This volume had its origins in a conference held at Trinity College, Cambridge, under the auspices of the “Jesuit Emotions” project of the Australian Research Council Centre of Excellence for the History of Emotions, 1100–1800, based at The University of Western Australia, Perth (project number ce110001011). Haskell would like to thank the Masters and Fellows of Trinity College for inviting her to Cambridge as Visiting Fellow Commoner for the Michaelmas and Trinity Terms (2013–14), making it possible for us to host our conference in such beautiful, if not typically Jesuit, surroundings. Fellow Librarian David McKitterick gave his blessing to an exhibition of Jesuit books at the Wren Library. Simon Ditchfield (University of York) helped select the books and compose the labels, and sub-librarian Sandy Paul and his team were unstinting with their time and efforts in assembling and preparing the books for display. We are also very grateful to Professor Stefan Tilg (University of Freiburg), former director of the Ludwig Boltzmann Institute for Neo-Latin Studies in Innsbruck, Austria, for authorizing the Institute’s generous, in-kind support of our event.

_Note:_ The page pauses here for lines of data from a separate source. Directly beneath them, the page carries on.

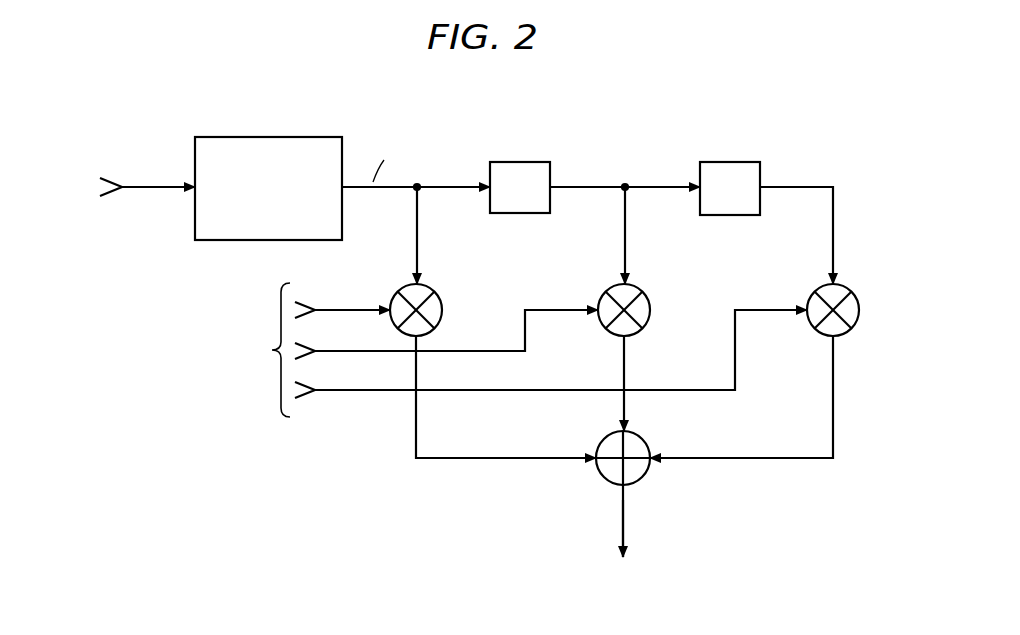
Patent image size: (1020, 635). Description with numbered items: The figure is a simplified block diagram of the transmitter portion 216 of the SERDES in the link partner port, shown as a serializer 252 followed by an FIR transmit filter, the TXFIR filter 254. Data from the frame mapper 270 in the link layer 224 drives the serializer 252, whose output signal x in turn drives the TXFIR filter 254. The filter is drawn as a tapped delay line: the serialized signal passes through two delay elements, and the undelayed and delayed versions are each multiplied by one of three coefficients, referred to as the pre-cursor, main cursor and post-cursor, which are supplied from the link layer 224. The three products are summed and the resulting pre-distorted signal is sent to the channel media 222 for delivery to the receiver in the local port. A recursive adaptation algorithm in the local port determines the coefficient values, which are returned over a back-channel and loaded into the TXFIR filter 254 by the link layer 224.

The transmitter portion 216 is at (692, 111).
The serializer 252 is at (217, 137).
The TXFIR filter 254 is at (803, 145).
The frame mapper 270 is at (124, 188).
The link layer 224 is at (250, 350).
The channel media 222 is at (622, 547).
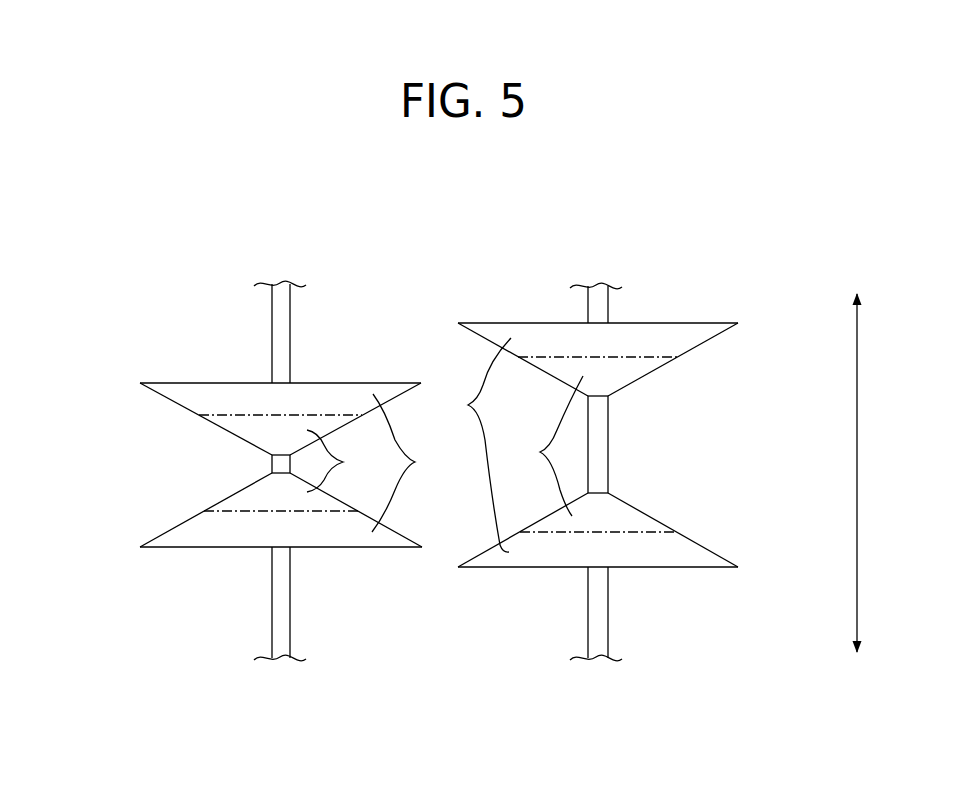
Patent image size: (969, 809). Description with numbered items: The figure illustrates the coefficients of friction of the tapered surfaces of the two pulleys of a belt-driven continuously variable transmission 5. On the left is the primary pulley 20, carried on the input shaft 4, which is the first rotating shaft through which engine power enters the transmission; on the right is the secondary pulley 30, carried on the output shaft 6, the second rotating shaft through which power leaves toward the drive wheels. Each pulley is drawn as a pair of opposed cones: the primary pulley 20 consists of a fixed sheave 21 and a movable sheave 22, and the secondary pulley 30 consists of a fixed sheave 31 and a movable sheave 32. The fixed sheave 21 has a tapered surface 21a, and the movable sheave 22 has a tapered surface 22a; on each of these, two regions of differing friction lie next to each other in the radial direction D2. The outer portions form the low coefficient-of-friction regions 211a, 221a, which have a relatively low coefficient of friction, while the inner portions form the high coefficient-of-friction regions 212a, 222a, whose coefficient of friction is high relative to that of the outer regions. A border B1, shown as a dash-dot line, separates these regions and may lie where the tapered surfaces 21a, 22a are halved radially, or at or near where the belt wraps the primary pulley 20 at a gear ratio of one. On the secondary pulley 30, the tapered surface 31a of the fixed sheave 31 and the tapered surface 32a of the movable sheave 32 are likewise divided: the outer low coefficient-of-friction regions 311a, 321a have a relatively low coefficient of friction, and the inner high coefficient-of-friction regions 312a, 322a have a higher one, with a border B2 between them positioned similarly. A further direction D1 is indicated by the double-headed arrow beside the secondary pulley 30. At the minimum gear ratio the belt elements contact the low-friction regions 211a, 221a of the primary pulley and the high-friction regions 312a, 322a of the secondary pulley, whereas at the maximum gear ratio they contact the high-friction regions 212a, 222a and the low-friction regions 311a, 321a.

The continuously variable transmission 5 is at (768, 271).
The primary pulley 20 is at (207, 319).
The fixed sheave 21 is at (170, 382).
The tapered surface 21a is at (92, 392).
The low coefficient-of-friction region 211a is at (200, 399).
The high coefficient-of-friction region 212a is at (252, 433).
The movable sheave 22 is at (170, 549).
The tapered surface 22a is at (92, 467).
The high coefficient-of-friction region 222a is at (252, 492).
The low coefficient-of-friction region 221a is at (199, 527).
The input shaft 4 is at (291, 310).
The border B1 is at (332, 416).
The secondary pulley 30 is at (497, 291).
The movable sheave 32 is at (691, 317).
The tapered surface 32a is at (782, 332).
The low coefficient-of-friction region 321a is at (684, 340).
The high coefficient-of-friction region 322a is at (637, 372).
The fixed sheave 31 is at (692, 572).
The tapered surface 31a is at (782, 470).
The high coefficient-of-friction region 312a is at (630, 516).
The low coefficient-of-friction region 311a is at (683, 546).
The output shaft 6 is at (609, 307).
The border B2 is at (552, 356).
The height direction D1 is at (873, 473).
The radial direction D2 is at (442, 750).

The highlight of our conference was an historically informed concert and performance of Adolf and Staudt’s Japanese-themed Jesuit musical drama Mulier fortis (Vienna, 1698) by the Solomon’s Knot Baroque Collective, led by Jonathan Sells. The editors warmly thank their UWA colleague, Makoto Harris Takao, for his assistance with all aspects of the conference organization and especially with preparations for this final concert. We would also like to thank Brill’s anonymous readers and our colleague in the uwa “Jesuit Emotions” project, Eleonora Rai, for their useful suggestions.
Finally, we are delighted to be able to reproduce Tintoretto’s recently rediscovered portrait of Mancio Ito, Japanese boy-ambassador to the courts of Europe, by kind permission of L’avv. Gian Giacomo Attolico Trivulzio of the Fondazione Trivulzio, Milan.